The exercises are meant for displaying in an application for student practicing.
Due to some specifics of the practice workflow, I need to keep the number of bars.
So, I’ll try reducing the margins or increasing the page width.
And another question: for some technical reasons, I can’t use pdf for displaying the music (Windows ‘WebView’ class does not support PDF). So, I have to present it as PNG.
Are there recommended (empirically found) optimal values for staff size when the music is presented as png?
No, I don’t believe so. But use a high DPI value when exporting and you should be fine.
Thank you, Daniel.
The example provided seems perfectly legible–except for the uneven semiquaver spacing. If this were to be made more beautiful the result would surely pass muster in any orchestral part.
One of the characterisics of music printing software is that it wants to fit less bars on a line than the method of traditional engraving achieved. I find this particularly actute in setting Beethoven 3/4 Scherzos. The knock on effects of this are that it becomes difficult to find good places to turn the pages and that the movement takes up more pages.
Would it not be possible to define an alternative, higher note density? This could be called “tight-density” or something similar to denote that its use is not standard. I for one would find this very useful, and it would help in the present case. With Sibelius it is always necessary to defeat the spacing algorithm by hand in such Scherzi by using the “make into stave/page” commands.
A command to change the spacing rule by a percentage might do the trick.
Daniel’s advice to adjust the available width by reducing the margins did restore evenness in layout in my case.
At the same time, I think that David’s proposal of ‘tight-density’ - an option of going beyond default threshold of density and thus distributing the shortage of horizontal space between all items in the system more evenly - would be quite helpful in some cases.

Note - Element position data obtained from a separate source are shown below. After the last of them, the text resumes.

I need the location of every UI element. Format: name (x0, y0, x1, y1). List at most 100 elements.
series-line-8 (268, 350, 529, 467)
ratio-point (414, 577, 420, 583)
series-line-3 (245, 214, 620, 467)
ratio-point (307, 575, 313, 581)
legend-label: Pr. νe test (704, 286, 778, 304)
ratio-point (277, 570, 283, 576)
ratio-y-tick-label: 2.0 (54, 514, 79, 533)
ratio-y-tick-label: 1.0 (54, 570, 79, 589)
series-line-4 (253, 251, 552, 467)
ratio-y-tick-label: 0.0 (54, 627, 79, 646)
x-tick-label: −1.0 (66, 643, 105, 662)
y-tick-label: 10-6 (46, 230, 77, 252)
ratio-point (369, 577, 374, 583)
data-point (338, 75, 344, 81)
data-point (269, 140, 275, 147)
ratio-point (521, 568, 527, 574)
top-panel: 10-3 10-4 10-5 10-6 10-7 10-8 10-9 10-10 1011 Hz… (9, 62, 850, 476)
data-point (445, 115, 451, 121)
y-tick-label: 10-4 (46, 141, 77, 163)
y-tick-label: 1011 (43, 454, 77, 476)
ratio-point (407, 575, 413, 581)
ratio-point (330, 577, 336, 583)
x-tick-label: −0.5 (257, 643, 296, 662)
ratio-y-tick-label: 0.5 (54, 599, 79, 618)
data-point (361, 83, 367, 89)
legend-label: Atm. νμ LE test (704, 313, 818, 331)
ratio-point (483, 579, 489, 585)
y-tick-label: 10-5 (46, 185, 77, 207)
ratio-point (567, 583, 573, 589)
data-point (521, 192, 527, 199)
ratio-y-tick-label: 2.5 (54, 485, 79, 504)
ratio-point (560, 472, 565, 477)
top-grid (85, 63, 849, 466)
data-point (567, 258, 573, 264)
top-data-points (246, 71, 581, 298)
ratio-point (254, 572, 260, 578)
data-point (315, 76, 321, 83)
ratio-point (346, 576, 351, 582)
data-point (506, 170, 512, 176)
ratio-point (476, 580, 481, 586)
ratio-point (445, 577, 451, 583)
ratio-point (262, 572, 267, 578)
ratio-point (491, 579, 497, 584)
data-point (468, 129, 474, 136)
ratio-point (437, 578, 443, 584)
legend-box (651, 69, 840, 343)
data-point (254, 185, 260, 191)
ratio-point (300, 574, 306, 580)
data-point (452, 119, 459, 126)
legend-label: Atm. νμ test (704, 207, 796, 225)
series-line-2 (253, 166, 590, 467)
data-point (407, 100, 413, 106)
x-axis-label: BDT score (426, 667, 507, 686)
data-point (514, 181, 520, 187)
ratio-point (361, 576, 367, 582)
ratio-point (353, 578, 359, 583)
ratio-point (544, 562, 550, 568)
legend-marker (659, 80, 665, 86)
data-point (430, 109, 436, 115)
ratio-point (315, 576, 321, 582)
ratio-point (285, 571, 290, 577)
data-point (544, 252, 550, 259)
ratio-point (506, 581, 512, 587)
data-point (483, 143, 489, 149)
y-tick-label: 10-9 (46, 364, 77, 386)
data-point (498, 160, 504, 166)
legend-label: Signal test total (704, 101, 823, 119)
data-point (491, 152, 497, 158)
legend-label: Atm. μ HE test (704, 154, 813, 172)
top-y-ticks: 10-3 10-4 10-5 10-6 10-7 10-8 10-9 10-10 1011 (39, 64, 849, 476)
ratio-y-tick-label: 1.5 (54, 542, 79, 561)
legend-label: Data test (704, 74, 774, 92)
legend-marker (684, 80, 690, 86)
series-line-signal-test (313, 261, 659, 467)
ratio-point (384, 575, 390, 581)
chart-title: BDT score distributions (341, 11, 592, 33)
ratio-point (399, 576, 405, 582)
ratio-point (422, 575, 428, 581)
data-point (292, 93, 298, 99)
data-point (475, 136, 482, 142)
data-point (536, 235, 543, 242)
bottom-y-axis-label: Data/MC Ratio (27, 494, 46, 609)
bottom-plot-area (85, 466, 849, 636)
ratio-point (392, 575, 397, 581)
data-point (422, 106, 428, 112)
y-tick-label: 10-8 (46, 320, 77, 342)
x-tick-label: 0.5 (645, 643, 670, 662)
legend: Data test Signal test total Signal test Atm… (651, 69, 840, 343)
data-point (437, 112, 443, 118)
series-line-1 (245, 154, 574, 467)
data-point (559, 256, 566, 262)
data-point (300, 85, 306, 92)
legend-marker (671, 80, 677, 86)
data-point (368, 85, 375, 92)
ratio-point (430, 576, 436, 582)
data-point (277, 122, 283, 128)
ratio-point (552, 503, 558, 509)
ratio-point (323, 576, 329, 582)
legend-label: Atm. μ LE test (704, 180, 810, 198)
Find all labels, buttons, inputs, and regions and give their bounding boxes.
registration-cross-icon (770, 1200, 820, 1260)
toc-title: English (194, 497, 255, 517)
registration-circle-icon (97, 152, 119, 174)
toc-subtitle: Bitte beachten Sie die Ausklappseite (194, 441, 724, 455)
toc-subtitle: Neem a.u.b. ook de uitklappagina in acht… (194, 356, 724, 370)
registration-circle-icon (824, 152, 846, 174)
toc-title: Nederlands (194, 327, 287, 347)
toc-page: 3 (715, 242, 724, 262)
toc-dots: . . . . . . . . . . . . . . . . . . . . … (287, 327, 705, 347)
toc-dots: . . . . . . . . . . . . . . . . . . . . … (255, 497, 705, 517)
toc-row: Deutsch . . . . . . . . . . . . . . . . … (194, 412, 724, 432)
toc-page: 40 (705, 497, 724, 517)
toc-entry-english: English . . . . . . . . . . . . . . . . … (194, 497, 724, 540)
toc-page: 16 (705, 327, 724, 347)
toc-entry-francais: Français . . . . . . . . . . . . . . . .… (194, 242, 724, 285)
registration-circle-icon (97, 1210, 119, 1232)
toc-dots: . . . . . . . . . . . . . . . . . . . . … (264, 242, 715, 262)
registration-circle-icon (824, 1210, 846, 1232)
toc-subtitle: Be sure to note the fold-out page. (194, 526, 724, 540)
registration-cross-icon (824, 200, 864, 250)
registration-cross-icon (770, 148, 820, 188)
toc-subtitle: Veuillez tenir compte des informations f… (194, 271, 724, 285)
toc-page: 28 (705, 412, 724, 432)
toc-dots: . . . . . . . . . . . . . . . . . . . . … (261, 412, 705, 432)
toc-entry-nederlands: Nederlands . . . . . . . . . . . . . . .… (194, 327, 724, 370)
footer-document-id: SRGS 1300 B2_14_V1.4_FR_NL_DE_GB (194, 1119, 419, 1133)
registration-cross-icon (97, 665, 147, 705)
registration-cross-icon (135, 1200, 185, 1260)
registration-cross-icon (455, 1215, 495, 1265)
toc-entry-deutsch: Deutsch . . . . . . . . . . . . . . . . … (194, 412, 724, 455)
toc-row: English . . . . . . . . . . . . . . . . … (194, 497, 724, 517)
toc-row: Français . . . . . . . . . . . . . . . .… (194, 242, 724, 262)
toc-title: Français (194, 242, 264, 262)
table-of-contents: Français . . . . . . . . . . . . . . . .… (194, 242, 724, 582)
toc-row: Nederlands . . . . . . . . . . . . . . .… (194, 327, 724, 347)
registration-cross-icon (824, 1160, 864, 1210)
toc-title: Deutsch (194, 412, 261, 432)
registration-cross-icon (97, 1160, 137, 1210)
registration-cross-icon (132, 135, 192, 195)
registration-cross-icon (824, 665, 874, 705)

The first thing I’ve always done in similar cases is to reduce the note spacing in Layout Options/Note Spacing (or via Engrave/Note Spacin change) THEN maybe consider a slight change in Engraving Options/Notes/Ledger Lines… protrusion
Thank you for the suggestion.
I’ll definitely give it a try.
Yes, you can use the Note Spacing Change feature to specify a tighter default spacing for a passage of music very easily in Dorico. Dorico is the only scoring software that can match the tight spacing of hand engraved music, but there are still limits to what it can do automatically, particularly when you start forcing more bars per system than the ideal rhythmic space defined on the Note Spacing page of Layout Options allows. Reducing the spacing values there (or using a Note Spacing Change) will provide more even spacing under duress, but obviously at the expense of reducing the difference in rhythmic space produced for notes of different durations.
Thank you for further guidance, Daniel.
I did try playing with Note Spacing.
And indeed it’s very convenient.
Alas, there is a downside of messing with default spacing (unless I miss something). Reducing Note Spacing value distorts the original look of Dorico notation - very nice, proportional, easy to read. The stems become disproportionally long thus making it look even more squeezed/cluttered.
So, for my purposes - presenting the notation in the web application - the optimal solution is to increase the available width; even at the expense of notation’s final appearance looking a little bit smaller.